Prostate cancer (PCa) patients may develop local recurrences and metastatic spread after primary treatment. A general indicator of possible relapse is an increasing concentration of prostate-specific antigen (PSA) in the blood. PSA is generally regarded as a good biomarker for disease progression in primary PCa, and it is a well-studied surrogate of tumor burden [
1‐
4]. However, at an early PCa recurrence or microscopic metastatic spread, PSA alone can seldom be used for staging and is generally associated with relatively low levels of serum PSA concentrations (< 0.2 ng/ml). If the PCa recurrence is diagnosed at an early stage, the patient can still be treated with curative intentions. A recent study showed that patients with biochemical PCa recurrence and treated with salvage radiation therapy (SRT) have a long term disease-free rate which rapidly declines with increasing levels of PSA at treatment start [
5]. Further, another study showed that about half of the PCa patients treated with SRT are likely to suffer again a biochemical failure [
6]. These adverse therapeutics results may correspond to patients with disseminated disease, which should have been treated with systemic therapy instead of—or in combination with—SRT, which is more successful for focal recurrences. These patients may even become more symptomatic after SRT. Hence, the proper imaging diagnostic tool to discriminate patients with local recurrence from advanced metastatic PCa is essential to select the most adequate treatment strategy based on the spread and anatomical location of the disease. However, to date, there is no gold standard diagnostic imaging technique for this patient group. At low PSA levels, conventional imaging diagnostic techniques, like ultrasound, magnetic resonance, and computed tomography, have shown limitations at discriminating patients with local recurrence from those with disseminated disease [
7]. Deep biopsies are, on the other hand, difficult to correlate with imaging, have difficult histological interpretation and need skills to be successfully accomplished [
8,
9]. Recently, positron emission tomography/computer tomography (PET/CT) imaging of the Gallium-68-labeled prostate-specific membrane antigen (Ga68-PSMA) has emerged as a potential gold standard to monitor PCa recurrence/metastatic spread even at low PSA levels [
10,
11]. The literature on the topic revealed that, from all image modalities, Ga68-PSMA-PET/CT is to date the most accurate test for patient follow-up and staging.
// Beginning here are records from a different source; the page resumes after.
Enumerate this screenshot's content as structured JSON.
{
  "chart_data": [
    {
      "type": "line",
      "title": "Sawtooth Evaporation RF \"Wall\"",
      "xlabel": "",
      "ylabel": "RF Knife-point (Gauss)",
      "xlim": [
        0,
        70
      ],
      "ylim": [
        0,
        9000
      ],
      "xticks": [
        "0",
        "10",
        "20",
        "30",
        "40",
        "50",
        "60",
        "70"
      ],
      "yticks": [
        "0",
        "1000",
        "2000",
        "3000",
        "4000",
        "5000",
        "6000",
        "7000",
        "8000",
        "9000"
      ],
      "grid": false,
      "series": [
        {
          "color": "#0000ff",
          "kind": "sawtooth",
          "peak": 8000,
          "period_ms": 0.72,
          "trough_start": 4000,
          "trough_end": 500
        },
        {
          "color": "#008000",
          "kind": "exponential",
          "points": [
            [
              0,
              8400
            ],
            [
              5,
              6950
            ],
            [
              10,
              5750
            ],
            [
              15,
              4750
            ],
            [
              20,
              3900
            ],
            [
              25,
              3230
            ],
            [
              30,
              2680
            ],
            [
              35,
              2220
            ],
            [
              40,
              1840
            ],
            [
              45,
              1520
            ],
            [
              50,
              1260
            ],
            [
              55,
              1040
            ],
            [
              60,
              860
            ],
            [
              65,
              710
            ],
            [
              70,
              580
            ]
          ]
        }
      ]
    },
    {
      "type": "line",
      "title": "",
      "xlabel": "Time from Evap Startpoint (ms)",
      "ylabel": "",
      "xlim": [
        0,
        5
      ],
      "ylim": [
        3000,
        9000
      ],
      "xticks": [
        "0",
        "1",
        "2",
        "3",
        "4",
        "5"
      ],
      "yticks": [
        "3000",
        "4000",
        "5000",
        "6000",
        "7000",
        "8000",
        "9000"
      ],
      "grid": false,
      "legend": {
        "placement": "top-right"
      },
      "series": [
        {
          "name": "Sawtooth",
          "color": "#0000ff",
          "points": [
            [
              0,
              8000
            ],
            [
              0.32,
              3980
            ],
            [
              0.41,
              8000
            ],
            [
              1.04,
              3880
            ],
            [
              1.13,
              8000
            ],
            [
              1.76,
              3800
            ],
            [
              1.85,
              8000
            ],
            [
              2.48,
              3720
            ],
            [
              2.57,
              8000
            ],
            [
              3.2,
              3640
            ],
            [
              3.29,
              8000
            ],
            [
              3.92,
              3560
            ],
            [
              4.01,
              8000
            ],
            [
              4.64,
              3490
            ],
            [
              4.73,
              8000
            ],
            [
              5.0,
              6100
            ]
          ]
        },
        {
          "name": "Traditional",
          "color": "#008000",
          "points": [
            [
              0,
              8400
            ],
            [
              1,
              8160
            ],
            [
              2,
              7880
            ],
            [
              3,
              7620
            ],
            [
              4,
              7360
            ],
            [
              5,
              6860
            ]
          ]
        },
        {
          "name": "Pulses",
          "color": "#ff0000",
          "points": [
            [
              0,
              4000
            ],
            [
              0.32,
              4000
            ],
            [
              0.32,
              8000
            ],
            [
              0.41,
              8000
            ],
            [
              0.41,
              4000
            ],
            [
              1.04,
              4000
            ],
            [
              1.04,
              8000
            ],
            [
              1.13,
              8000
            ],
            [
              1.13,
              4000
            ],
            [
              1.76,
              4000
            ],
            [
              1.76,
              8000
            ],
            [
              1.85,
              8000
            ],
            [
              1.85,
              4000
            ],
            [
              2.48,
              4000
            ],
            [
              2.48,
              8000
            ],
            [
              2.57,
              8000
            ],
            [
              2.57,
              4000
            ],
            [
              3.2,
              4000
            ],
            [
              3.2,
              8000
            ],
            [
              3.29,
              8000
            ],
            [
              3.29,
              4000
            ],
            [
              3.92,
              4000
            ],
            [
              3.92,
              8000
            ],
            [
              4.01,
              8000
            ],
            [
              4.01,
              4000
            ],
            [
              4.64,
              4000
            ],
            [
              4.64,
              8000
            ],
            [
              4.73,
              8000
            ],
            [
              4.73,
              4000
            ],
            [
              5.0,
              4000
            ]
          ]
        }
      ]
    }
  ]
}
Ga68-PSMA-PET/CT outperforms also the detection rates of other PET tracers commonly used for PCa-like C11-Acetate and C11-Choline, even at low PSA [
12]. Ga68-PSMA-PET/CT images have recently been used to deliver SRT with dose escalation to focal and solitary Ga68-PSMA uptakes in the prostate bed and pelvic nodes [
13]. In such approach, good knowledge on the accuracy of Ga68-PSMA-PET to establish micro-metastatic involvement is therefore essential for patient selection. Still, there is no clear consensus on the limitations of this technique [
14]. This may be due to the lack of a gold standard to which it can be compared against at low PSA and a lack of studies on the limitations of the Ga68-PSMA-PET/CT-imaging technique at microscopic stage. Modern PET cameras have high sensitivity, but at very low cellular concentration levels, the limiting physical factors inherent to the PET technique [
15‐
17] as well as the specific biological and pharmacological properties of the Ga68-PSMA tracer hamper tumor imaging performance. Phantom experiments characterizing PET tracer detectability are generally useful only to characterize one or a few of these factors at a time. Put together, phantom-derived PET scanner performance, in terms of minimum detectable activity for Ga68-PSMA tracer, may not reflect the true in vivo realization. The aim of this study was to determine the fundamental limits of Ga68-PSMA-PET/CT in localizing small prostate cancer cell deposits, by taking into consideration the summative effects of the physical, biological, and pharmacological factors in a single set of experiments. Additionally, the quantitative properties of PCa imaging with Ga68-PSMA-PET/CT were also investigated.